Es gab auch merkwürdige Anteilnahme. Nach dem Tod von Julian kam eine Dame auf mich zu, die eigentlich einen sehr netten Eindruck machte. Sie sagte, sie habe einen Kreis um sich versammelt, der Kontakt mit den Toten aufnimmt. Darauf habe sie sich spezialisiert. Wenn ich wollte, könnte sie mir ermöglichen, mit meinem toten Sohn Kontakt aufzunehmen, damit ich mit ihm immer mal wieder sprechen könnte.

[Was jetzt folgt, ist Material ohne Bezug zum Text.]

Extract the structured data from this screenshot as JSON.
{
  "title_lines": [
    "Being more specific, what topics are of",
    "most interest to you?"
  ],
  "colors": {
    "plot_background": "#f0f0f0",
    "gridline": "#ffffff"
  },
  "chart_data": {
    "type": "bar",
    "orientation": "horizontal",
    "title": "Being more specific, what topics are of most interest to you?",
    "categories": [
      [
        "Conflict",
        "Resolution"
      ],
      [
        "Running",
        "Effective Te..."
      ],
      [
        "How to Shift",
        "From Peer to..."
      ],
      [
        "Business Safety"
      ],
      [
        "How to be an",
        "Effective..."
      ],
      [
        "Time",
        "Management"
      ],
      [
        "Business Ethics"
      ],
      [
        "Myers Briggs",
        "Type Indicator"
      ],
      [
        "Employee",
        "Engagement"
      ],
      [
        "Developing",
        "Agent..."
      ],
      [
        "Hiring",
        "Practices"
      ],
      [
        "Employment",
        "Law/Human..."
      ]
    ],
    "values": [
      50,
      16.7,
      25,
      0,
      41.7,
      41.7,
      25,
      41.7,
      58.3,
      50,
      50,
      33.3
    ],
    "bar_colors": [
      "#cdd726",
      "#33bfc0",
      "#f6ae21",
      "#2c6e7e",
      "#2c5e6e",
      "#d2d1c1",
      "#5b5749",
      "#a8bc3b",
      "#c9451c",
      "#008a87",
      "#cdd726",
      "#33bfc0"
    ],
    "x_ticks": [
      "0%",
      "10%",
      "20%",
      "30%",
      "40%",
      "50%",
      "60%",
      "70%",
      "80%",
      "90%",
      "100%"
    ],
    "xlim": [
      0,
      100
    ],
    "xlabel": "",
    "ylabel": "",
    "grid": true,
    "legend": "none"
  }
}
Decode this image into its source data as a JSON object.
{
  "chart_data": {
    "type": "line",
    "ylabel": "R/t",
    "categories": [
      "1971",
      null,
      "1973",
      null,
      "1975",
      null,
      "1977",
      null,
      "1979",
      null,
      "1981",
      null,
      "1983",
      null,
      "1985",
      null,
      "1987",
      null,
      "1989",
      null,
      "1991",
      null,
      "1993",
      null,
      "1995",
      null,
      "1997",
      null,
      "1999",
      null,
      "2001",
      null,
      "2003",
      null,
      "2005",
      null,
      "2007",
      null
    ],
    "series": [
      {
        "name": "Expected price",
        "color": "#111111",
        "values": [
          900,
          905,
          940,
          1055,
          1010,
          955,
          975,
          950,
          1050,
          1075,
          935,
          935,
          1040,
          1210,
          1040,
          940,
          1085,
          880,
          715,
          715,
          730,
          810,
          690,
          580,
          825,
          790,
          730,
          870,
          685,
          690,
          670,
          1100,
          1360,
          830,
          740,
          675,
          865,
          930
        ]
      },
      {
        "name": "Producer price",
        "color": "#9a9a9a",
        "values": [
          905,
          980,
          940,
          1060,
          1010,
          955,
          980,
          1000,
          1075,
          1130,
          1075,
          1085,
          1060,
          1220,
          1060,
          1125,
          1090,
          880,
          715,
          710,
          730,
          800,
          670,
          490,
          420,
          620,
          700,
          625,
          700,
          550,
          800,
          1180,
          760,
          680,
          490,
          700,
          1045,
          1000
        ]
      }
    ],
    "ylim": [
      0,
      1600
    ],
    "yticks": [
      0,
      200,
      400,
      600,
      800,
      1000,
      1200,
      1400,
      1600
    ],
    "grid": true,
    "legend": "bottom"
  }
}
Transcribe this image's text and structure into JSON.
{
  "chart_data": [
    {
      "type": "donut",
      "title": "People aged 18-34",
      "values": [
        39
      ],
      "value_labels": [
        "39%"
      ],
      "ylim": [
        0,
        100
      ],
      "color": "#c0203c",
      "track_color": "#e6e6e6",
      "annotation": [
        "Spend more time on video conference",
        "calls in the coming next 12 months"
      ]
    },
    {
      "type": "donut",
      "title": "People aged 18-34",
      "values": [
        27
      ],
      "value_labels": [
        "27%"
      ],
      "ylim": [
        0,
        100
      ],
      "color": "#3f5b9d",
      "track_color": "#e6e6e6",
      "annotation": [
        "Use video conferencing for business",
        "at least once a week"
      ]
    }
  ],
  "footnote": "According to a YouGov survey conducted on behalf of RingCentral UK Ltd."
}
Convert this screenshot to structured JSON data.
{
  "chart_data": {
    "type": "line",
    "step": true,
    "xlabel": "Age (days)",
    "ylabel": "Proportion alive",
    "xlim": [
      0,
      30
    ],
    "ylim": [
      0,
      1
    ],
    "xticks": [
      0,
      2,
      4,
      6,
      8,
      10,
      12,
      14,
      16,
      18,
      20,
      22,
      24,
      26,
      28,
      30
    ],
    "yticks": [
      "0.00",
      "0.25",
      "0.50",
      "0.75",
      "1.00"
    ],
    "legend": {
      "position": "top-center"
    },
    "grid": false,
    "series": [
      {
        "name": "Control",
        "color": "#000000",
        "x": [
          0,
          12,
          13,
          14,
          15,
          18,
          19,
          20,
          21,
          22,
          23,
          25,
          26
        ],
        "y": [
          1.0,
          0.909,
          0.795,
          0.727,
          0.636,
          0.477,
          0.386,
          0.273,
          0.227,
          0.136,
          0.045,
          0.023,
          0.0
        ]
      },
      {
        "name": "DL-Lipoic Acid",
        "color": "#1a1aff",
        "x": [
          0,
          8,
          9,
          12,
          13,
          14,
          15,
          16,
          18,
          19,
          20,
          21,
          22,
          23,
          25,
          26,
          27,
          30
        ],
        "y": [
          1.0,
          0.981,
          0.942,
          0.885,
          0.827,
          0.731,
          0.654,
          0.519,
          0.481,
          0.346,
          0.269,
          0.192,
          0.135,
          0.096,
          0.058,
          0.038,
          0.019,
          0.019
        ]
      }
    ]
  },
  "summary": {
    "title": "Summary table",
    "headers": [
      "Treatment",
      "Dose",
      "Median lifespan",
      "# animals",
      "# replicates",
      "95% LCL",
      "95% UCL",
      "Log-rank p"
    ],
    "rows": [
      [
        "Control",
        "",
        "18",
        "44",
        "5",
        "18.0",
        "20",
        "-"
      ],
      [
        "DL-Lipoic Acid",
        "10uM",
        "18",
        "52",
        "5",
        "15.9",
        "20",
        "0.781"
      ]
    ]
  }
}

Ich weiß noch, dass ich richtiggehend wütend wurde und mich über dieses Angebot ärgerte. Als Ärztin bin ich ja durch und durch naturwissenschaftlich geprägt. Für so etwas habe ich überhaupt keinen Sinn. Natürlich ist es für eine Mutter immer das Allerschönste, das erste Mal zu hören, wenn das Kind Mama sagt. Noch nicht einmal das hatte mein armes krankes Kind gekonnt, auch nur einmal Mama sagen, geschweige denn richtig mit mir sprechen. Ein Gedankenaustausch wäre mit einem Siebenjährigen sowieso nur begrenzt möglich gewesen, aber mir mit meinem nicht sprechenden Kind auch noch vorzuschlagen, ich könnte jetzt doch nach seinem Tod mit ihm sprechen, das war mir unerträglich.